As they moved toward him, the noise from the jukebox playing country tunes, the clack of pool balls hitting each other, and dozens of people trying to talk over each other slammed into Dick like a wall. Off to the left, Judge John Pepperidge presided at a large round table with a birthday cake in the center. Judge Johnny’s oldest nephew blew out the twenty-one candles. Then the chant was begun by the bartender, and was picked up and echoed by every patron: “No ties, no ties. No ties.”
The nephew looked up, a little perplexed.
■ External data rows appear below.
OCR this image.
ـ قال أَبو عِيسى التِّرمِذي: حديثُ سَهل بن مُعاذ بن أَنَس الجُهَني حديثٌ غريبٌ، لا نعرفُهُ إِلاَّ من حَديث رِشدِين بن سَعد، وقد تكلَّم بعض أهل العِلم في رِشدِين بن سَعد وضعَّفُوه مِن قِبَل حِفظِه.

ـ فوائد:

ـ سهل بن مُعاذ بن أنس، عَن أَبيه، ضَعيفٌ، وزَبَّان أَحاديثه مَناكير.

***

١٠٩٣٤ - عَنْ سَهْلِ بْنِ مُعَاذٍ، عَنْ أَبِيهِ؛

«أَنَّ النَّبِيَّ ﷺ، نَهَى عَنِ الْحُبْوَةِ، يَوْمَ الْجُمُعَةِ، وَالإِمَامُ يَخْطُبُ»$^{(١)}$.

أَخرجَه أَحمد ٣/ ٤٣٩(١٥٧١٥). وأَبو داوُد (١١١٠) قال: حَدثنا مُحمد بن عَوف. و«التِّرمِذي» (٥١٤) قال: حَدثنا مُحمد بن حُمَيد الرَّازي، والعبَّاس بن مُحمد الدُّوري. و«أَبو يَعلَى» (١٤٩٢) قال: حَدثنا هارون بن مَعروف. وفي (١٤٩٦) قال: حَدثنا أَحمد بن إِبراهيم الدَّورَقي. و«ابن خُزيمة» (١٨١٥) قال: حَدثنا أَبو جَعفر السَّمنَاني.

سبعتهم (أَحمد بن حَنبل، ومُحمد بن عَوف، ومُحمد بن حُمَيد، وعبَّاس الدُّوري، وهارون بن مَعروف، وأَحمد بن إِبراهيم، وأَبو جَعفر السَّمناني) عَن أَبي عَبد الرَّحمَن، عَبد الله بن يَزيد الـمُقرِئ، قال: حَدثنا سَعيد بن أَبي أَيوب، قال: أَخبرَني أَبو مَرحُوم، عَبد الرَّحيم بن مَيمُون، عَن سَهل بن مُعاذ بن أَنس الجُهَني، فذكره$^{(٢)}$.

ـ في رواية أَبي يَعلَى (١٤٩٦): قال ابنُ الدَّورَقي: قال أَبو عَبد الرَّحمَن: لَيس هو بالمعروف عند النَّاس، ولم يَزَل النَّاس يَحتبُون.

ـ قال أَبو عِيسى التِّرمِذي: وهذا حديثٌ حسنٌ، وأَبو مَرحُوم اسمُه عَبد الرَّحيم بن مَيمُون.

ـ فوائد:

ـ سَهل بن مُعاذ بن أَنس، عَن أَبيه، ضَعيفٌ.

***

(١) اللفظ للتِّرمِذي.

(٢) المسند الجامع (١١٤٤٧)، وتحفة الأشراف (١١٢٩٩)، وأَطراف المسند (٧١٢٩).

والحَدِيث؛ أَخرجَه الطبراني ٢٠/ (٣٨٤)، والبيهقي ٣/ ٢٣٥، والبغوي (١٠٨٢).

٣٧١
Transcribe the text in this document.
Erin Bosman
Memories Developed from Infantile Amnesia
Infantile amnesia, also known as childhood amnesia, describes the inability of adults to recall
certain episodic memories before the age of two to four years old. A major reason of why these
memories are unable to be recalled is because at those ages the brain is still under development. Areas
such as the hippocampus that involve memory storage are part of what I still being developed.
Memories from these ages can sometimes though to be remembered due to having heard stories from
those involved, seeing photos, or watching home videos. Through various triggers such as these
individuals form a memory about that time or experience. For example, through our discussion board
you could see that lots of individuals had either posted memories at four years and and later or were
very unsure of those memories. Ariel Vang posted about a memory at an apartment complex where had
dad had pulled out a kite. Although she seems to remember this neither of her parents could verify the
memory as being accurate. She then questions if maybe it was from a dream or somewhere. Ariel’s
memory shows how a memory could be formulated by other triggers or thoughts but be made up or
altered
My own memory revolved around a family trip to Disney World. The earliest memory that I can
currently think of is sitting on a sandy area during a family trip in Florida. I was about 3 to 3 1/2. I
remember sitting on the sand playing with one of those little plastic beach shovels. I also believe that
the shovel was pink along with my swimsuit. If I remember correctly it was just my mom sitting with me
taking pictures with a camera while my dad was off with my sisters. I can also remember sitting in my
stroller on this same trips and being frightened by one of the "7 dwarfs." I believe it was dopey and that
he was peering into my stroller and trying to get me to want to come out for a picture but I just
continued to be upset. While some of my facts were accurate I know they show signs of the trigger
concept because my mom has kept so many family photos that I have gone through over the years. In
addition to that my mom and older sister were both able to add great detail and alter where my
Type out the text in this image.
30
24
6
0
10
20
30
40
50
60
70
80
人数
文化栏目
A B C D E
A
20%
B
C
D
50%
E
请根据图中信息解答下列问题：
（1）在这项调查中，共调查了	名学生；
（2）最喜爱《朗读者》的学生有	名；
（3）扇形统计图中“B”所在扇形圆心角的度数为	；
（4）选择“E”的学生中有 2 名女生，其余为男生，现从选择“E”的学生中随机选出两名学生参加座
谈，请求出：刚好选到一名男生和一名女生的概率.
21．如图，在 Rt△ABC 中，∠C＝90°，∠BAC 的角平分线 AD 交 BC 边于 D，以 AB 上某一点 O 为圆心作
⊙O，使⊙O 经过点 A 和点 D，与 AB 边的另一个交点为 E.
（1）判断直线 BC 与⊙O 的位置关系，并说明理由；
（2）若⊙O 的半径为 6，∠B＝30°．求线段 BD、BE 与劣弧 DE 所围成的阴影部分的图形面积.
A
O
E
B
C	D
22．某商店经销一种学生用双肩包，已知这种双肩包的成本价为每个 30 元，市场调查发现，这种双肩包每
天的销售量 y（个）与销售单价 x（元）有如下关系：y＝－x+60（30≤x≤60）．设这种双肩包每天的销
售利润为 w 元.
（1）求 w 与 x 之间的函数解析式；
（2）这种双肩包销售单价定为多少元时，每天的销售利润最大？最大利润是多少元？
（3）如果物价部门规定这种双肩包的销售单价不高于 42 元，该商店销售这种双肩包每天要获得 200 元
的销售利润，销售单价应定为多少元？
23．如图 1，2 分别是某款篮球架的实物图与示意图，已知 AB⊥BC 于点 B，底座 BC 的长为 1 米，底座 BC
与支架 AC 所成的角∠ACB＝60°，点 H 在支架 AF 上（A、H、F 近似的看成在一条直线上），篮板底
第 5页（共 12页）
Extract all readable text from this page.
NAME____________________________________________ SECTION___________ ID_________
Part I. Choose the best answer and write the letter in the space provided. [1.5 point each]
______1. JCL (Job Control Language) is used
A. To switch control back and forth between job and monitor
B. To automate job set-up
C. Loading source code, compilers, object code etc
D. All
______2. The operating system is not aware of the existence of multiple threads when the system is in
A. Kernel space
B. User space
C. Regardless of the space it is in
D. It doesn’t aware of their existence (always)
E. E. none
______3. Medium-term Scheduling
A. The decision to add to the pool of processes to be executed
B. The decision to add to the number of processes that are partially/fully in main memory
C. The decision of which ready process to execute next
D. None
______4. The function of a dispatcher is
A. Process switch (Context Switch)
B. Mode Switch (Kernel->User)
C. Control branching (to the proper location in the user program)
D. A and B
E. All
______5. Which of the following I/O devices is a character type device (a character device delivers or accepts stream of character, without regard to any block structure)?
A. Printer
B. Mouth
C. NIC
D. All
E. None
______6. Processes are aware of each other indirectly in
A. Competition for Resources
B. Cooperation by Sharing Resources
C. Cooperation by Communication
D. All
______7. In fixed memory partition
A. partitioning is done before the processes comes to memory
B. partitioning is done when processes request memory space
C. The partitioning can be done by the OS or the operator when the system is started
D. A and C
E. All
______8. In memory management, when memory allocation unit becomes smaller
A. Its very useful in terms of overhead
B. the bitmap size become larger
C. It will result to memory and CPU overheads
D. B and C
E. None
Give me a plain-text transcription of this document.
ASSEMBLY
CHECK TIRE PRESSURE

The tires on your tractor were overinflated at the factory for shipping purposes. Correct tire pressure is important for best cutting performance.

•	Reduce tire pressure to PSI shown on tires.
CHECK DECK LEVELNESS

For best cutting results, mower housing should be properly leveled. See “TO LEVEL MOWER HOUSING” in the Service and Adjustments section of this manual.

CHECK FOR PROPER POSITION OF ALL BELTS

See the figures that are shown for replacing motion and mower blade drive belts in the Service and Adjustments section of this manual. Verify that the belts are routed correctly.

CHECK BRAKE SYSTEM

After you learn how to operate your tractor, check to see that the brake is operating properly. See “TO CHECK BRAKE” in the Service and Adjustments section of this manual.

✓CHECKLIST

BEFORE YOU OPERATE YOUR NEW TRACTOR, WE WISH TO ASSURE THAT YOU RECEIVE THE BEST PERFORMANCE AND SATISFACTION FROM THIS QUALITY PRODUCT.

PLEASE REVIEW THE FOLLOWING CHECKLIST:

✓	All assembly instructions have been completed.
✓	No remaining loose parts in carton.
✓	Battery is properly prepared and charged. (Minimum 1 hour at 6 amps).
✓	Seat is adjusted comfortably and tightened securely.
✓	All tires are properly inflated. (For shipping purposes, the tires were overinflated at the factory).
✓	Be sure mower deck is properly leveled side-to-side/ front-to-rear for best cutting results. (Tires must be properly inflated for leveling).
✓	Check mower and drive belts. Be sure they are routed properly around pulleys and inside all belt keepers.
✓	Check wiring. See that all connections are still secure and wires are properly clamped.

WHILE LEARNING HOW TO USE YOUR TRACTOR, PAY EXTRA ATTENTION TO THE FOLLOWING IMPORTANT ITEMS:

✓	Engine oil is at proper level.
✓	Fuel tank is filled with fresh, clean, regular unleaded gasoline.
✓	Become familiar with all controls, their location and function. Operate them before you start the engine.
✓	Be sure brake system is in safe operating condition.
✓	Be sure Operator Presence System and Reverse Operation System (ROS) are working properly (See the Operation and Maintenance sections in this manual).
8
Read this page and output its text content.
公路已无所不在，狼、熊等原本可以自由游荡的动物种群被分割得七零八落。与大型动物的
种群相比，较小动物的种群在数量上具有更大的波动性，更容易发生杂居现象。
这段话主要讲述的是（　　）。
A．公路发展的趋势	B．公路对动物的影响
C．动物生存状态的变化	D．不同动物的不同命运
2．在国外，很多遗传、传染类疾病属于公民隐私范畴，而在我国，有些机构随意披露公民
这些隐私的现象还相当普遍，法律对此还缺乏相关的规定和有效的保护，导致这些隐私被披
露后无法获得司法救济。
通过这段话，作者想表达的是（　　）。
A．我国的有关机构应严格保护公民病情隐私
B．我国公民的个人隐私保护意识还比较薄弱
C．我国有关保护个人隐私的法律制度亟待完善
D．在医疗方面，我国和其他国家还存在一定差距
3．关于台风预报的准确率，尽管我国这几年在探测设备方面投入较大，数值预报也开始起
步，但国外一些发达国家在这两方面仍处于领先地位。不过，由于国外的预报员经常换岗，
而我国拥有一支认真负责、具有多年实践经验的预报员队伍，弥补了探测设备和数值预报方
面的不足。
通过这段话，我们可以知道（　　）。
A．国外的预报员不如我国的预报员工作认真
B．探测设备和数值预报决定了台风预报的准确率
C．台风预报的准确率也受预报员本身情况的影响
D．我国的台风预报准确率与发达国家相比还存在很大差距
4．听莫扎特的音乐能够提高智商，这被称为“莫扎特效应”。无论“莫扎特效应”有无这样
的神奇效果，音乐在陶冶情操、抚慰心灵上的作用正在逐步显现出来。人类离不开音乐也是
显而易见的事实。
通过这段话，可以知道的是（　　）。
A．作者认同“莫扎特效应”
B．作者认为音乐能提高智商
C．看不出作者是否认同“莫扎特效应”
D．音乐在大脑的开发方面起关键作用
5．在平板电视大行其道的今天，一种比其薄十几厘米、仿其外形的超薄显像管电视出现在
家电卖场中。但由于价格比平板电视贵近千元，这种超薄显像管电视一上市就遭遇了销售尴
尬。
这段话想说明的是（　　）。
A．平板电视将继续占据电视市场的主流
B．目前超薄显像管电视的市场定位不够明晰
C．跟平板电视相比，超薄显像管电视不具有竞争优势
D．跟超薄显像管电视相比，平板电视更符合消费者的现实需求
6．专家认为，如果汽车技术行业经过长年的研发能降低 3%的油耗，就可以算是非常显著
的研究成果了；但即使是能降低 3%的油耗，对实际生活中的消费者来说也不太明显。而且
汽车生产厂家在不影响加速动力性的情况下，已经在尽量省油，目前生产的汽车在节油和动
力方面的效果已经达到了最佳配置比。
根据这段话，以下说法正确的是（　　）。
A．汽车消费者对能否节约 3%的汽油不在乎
Judge Johnny took the opportunity to produce a pair of large shears from the shadows beneath the table. With one deft movement he cut the young man’s tie off just above the knot and brandished it above his head like a trophy. The crowd burst into a round of applause. The bartender came out from behind his barrier, bowed to the birthday boy, took the severed tie from the judge’s hands and promptly nailed it to the wall behind them, one of hundreds.
Tommy Ledbetter, otherwise known as “Digger” snapped photos of the whole proceedings.
Thistle cast him a puzzled look. “A rite of passage,” Dick explained.
“Oh. Oh!” Her eyes lit with understanding and mischief.
“We have something similar in Pixie, the younglings have to prove their ability to fly the full length of the waterfall from bottom to top before they are considered adults and ready to mate.”
He burned with jealousy at the idea of her mating with anyone else, human or Pixie.
At that moment he realized that he had never doubted her story. Thistle was a Pixie stripped of her wings. She was the girl he’d fallen in love with when he was fourteen, the girl he’d held as a standard that no other woman could measure up to.
And she had to return to Pixie.
Chase noticed Phelma Jo showing off her new boyfriend as they made the circuit of the room. Where had she found him? Not locally. Chase made of point of recognizing faces around town. Part of his job. With the downturn in the economy, fewer people moved here from Portland, thirty miles north. Newcomers were rare. And he should recognize his contemporaries who’d moved back to town to live with their parents.